Determinando esses pontos, chegamos a uma conclusão que, em certa medida, diverge da visão elaborada por Foucault: o poder produz a realidade por meio de campos de obediência e rituais que instituem a verdade. “O indivíduo e o conhecimento que dele se pode ter se originam nesta produção” (FOUCAULT, 2009, p. 185). Na realidade, a reivindicação de seu espaço por meio da brincadeira escrachada e de fazer o que era proibido demonstram que a máquina estatal não obtinha o controle de fato nem determinava a forma como o brincante e o folião se perceberam no Carnaval. Mais do que se perceber, era preciso que eles fossem percebidos pelos demais atores que faziam parte daquele momento farsesco, de modo a traduzir que o seu cotidiano representava o processo dialético das atividades humanas (FERREIRA; ORRICO, 2002), instituindo assim uma ordem paralela e uma reconstrução da imagem da festa e da sociedade por meio da liberdade sexual, do uso de psicotrópicos ou através do exagero na brincadeira.

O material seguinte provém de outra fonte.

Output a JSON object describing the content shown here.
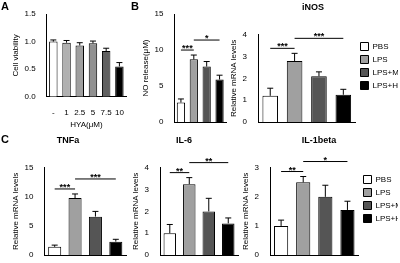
{
  "chart_data": [
    {
      "type": "bar",
      "panel": "A",
      "x_label": "HYA(μM)",
      "y_label": "Cell viability",
      "categories": [
        "-",
        "1",
        "2.5",
        "5",
        "7.5",
        "10"
      ],
      "values": [
        1.0,
        0.98,
        0.93,
        0.97,
        0.83,
        0.55
      ],
      "errors": [
        0.03,
        0.04,
        0.05,
        0.04,
        0.05,
        0.07
      ],
      "colors": [
        "#ffffff",
        "#b0b0b0",
        "#a0a0a0",
        "#909090",
        "#606060",
        "#000000"
      ],
      "ylim": [
        0,
        1.5
      ],
      "yticks": [
        {
          "value": 0,
          "label": "0.0"
        },
        {
          "value": 0.5,
          "label": "0.5"
        },
        {
          "value": 1,
          "label": "1.0"
        },
        {
          "value": 1.5,
          "label": "1.5"
        }
      ],
      "grid": false
    },
    {
      "type": "bar",
      "panel": "B",
      "y_label": "NO release(μM)",
      "categories": [
        "PBS",
        "LPS",
        "LPS+M",
        "LPS+H"
      ],
      "values": [
        2.7,
        8.7,
        7.7,
        5.9
      ],
      "errors": [
        0.5,
        0.6,
        0.7,
        0.6
      ],
      "colors": [
        "#ffffff",
        "#a0a0a0",
        "#555555",
        "#000000"
      ],
      "ylim": [
        0,
        15
      ],
      "yticks": [
        0,
        5,
        10,
        15
      ],
      "grid": false,
      "tick_labels": "y",
      "annotations": [
        {
          "text": "***",
          "from": "PBS",
          "to": "LPS"
        },
        {
          "text": "*",
          "from": "LPS",
          "to": "LPS+H"
        }
      ]
    },
    {
      "type": "bar",
      "title": "iNOS",
      "y_label": "Relative mRNA levels",
      "categories": [
        "PBS",
        "LPS",
        "LPS+M",
        "LPS+H"
      ],
      "values": [
        1.2,
        2.8,
        2.1,
        1.25
      ],
      "errors": [
        0.35,
        0.35,
        0.2,
        0.25
      ],
      "colors": [
        "#ffffff",
        "#a0a0a0",
        "#555555",
        "#000000"
      ],
      "ylim": [
        0,
        4
      ],
      "yticks": [
        0,
        1,
        2,
        3,
        4
      ],
      "grid": false,
      "tick_labels": "y",
      "legend": "right",
      "annotations": [
        {
          "text": "***",
          "from": "PBS",
          "to": "LPS"
        },
        {
          "text": "***",
          "from": "LPS",
          "to": "LPS+H"
        }
      ]
    },
    {
      "type": "bar",
      "panel": "C",
      "title": "TNFa",
      "y_label": "Relative mRNA levels",
      "categories": [
        "PBS",
        "LPS",
        "LPS+M",
        "LPS+H"
      ],
      "values": [
        1.4,
        9.8,
        6.6,
        2.3
      ],
      "errors": [
        0.3,
        0.7,
        0.9,
        0.4
      ],
      "colors": [
        "#ffffff",
        "#a0a0a0",
        "#555555",
        "#000000"
      ],
      "ylim": [
        0,
        15
      ],
      "yticks": [
        0,
        5,
        10,
        15
      ],
      "grid": false,
      "tick_labels": "y",
      "annotations": [
        {
          "text": "***",
          "from": "PBS",
          "to": "LPS"
        },
        {
          "text": "***",
          "from": "LPS",
          "to": "LPS+H"
        }
      ]
    },
    {
      "type": "bar",
      "title": "IL-6",
      "y_label": "Relative mRNA levels",
      "categories": [
        "PBS",
        "LPS",
        "LPS+M",
        "LPS+H"
      ],
      "values": [
        1.0,
        3.25,
        2.0,
        1.45
      ],
      "errors": [
        0.4,
        0.3,
        0.6,
        0.25
      ],
      "colors": [
        "#ffffff",
        "#a0a0a0",
        "#555555",
        "#000000"
      ],
      "ylim": [
        0,
        4
      ],
      "yticks": [
        0,
        1,
        2,
        3,
        4
      ],
      "grid": false,
      "tick_labels": "y",
      "annotations": [
        {
          "text": "**",
          "from": "PBS",
          "to": "LPS"
        },
        {
          "text": "**",
          "from": "LPS",
          "to": "LPS+H"
        }
      ]
    },
    {
      "type": "bar",
      "title": "IL-1beta",
      "y_label": "Relative mRNA levels",
      "categories": [
        "PBS",
        "LPS",
        "LPS+M",
        "LPS+H"
      ],
      "values": [
        1.0,
        2.5,
        2.0,
        1.55
      ],
      "errors": [
        0.2,
        0.2,
        0.4,
        0.3
      ],
      "colors": [
        "#ffffff",
        "#a0a0a0",
        "#555555",
        "#000000"
      ],
      "ylim": [
        0,
        3
      ],
      "yticks": [
        0,
        1,
        2,
        3
      ],
      "grid": false,
      "tick_labels": "y",
      "legend": "right",
      "annotations": [
        {
          "text": "**",
          "from": "PBS",
          "to": "LPS"
        },
        {
          "text": "*",
          "from": "LPS",
          "to": "LPS+H"
        }
      ]
    }
  ]
}
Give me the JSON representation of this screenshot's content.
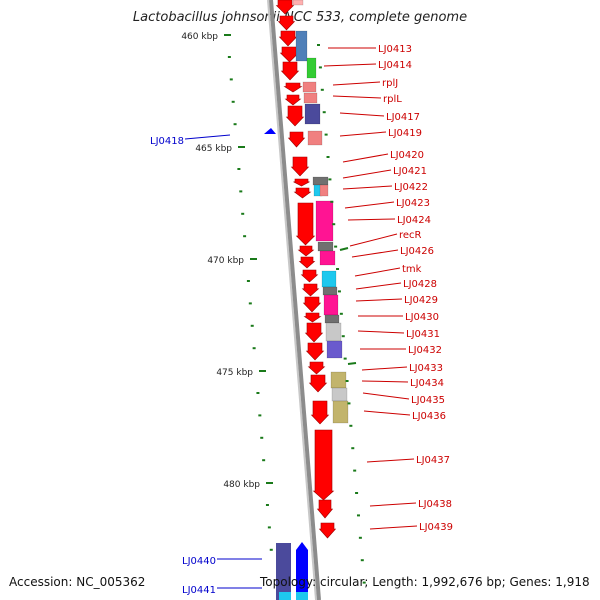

Deste modo, o Carnaval de Chumbo estabeleceu seus pontos de inflexão e tornou seu cotidiano articulado em novas fronteiras que ultrapassavam a lei marcial. Ocorre que, em decorrência de tal comportamento, muitas características do brinquedo foram sendo alteradas e essas mudanças acabaram por promover um intenso debate na imprensa e nos meios intelectuais carnavalescos durante o período abordado na cidade do Recife: estaria o Carnaval do Recife morrendo ou ainda havia muita vida no mesmo? Não seriam as mudanças rituais de renascimento da festa e reinterpretação da realidade com base nos valores do passado e da tradição? São pontos a serem melhor considerados.